By David Maxwell
The Obama administration did not allow the U.S. military to conduct a proper unconventional warfare campaign, making the failure of Washington’s favored Syrian rebels inevitable.
All public signs point to failure in a key U.S. effort to turn the tide of the brutal Syrian civil war — the training and fielding of a vetted and politically palatable Syrian force to fight the Islamic State. As Nancy Youssef reveals in The Daily Beast, exasperated U.S. officials are trying to adapt in the wake of disastrous setbacks for the Syrian forces back by the United States, including the New Syrian Army and Division 30. An initial contingent was beaten up badly by rival groups, including al Qaeda’s affiliate in Syria, not long after it was introduced back into the wild. Washington’s favored Syrians are now in disarray and in a public spat with the Pentagon over its mission.
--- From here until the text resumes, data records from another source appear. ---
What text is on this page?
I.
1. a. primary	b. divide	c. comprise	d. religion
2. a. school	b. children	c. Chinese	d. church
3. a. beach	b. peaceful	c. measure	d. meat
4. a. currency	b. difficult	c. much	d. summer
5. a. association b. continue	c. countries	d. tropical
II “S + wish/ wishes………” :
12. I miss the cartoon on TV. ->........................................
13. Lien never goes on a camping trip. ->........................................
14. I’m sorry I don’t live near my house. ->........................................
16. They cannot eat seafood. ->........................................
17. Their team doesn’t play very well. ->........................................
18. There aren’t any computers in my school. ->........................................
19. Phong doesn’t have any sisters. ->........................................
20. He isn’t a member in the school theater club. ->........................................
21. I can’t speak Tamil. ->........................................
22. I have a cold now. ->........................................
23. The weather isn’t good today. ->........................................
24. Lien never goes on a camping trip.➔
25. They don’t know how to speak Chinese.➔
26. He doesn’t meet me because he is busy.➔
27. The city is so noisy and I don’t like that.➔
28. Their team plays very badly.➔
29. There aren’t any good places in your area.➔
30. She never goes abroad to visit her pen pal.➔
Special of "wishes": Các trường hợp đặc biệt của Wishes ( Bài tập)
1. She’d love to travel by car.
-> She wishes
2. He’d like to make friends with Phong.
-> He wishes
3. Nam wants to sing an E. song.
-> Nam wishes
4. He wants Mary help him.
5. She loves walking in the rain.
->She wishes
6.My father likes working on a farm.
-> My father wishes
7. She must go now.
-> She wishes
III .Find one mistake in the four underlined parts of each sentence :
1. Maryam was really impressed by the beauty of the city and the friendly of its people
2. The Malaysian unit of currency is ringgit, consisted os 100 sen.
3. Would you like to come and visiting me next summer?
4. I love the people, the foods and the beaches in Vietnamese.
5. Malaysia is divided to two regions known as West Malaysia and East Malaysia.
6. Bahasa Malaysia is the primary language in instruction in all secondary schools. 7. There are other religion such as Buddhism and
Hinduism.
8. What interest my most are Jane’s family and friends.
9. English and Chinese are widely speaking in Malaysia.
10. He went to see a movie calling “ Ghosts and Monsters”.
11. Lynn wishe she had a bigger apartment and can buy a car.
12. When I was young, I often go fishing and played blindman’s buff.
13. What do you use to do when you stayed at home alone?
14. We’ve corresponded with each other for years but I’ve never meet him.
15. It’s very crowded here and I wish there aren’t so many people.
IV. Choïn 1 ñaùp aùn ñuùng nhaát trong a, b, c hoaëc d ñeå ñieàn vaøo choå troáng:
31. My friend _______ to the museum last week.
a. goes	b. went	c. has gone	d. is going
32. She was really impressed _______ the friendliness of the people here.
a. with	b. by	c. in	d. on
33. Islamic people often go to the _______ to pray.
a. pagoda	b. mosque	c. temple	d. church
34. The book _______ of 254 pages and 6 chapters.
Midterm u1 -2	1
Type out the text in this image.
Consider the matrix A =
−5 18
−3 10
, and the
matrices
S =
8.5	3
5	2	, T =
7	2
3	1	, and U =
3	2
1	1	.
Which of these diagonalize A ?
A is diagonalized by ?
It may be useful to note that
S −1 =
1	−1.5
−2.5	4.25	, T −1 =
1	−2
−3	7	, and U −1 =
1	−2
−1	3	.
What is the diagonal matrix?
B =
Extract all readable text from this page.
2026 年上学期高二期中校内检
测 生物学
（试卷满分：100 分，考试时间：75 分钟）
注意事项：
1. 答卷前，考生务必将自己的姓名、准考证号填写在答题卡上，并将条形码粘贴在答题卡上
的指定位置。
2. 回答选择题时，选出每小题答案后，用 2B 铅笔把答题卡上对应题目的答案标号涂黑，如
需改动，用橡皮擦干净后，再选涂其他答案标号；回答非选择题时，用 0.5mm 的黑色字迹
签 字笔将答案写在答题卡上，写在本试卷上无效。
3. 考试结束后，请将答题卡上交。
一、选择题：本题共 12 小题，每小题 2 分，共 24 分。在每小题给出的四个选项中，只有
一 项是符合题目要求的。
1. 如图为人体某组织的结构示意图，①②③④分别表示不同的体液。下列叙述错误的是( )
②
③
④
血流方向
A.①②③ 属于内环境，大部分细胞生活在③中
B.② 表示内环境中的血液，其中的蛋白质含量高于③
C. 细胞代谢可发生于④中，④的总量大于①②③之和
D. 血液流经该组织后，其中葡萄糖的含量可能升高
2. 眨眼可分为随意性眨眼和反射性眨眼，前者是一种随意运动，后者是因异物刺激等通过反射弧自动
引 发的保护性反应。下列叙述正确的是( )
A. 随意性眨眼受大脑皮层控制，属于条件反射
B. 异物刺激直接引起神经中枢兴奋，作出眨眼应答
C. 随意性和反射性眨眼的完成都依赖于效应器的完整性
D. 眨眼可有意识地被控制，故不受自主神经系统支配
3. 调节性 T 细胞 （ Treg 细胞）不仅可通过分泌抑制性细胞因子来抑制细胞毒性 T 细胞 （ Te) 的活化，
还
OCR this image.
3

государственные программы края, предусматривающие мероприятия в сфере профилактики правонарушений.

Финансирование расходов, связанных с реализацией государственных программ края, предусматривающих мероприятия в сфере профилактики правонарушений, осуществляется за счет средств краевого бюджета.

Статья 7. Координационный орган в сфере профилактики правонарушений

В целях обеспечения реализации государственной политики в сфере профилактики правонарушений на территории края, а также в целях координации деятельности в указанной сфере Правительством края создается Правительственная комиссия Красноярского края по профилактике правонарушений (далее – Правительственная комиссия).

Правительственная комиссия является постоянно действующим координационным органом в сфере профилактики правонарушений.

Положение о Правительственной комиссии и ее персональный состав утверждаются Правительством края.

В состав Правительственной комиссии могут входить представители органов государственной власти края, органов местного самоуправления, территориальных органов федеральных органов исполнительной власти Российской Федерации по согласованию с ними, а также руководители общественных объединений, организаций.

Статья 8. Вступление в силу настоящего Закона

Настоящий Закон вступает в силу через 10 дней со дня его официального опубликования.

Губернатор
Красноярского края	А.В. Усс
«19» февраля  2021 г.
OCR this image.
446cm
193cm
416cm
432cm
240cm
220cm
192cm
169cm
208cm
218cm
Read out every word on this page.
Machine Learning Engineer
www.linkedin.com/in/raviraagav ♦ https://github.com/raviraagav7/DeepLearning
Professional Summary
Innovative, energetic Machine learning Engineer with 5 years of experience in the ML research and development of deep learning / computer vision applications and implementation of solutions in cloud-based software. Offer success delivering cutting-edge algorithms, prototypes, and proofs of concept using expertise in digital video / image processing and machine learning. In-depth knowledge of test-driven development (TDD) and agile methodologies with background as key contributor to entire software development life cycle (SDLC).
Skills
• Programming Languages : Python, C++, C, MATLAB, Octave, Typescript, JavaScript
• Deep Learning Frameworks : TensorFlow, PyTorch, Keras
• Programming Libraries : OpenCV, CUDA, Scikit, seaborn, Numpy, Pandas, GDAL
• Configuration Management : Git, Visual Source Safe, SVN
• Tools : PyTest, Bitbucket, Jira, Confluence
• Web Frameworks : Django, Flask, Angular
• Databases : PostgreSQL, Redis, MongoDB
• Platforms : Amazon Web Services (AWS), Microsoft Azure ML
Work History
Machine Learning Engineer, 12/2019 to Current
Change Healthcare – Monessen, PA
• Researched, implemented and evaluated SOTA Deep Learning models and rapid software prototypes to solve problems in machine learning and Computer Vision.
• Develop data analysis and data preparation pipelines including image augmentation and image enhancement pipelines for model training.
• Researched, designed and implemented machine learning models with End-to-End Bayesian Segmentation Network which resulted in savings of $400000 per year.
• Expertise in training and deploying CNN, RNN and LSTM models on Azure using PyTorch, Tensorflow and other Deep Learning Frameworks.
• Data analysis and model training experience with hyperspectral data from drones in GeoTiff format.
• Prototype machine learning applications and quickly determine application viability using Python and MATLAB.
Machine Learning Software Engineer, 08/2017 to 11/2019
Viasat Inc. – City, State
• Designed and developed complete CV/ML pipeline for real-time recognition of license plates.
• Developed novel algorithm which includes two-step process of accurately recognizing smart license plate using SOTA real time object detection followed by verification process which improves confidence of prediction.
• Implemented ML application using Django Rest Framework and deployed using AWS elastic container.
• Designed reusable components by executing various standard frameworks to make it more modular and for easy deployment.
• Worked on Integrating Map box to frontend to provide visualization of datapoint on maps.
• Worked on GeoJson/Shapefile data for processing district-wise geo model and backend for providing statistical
This should lead us to ask, why can’t the United States conduct effective unconventional warfare any longer?
What is unconventional warfare? The Department of Defense defines it as “activities conducted to enable a resistance movement or insurgency to coerce, disrupt, or overthrow a government or occupying power through and with an underground, auxiliary, or guerrilla force in a denied area.”
Recent examples of successful UW campaigns and supporting operations include Afghanistan in 2001 and Northern Iraq in 2003, in which the 5th and 10th Special Forces Groups conducted operations built on a foundation of long established relationships either through the intelligence community (Afghanistan) or directly between Special Forces and indigenous Kurdish elements (in Iraq dating back to 1991 and Operation Provide Comfort).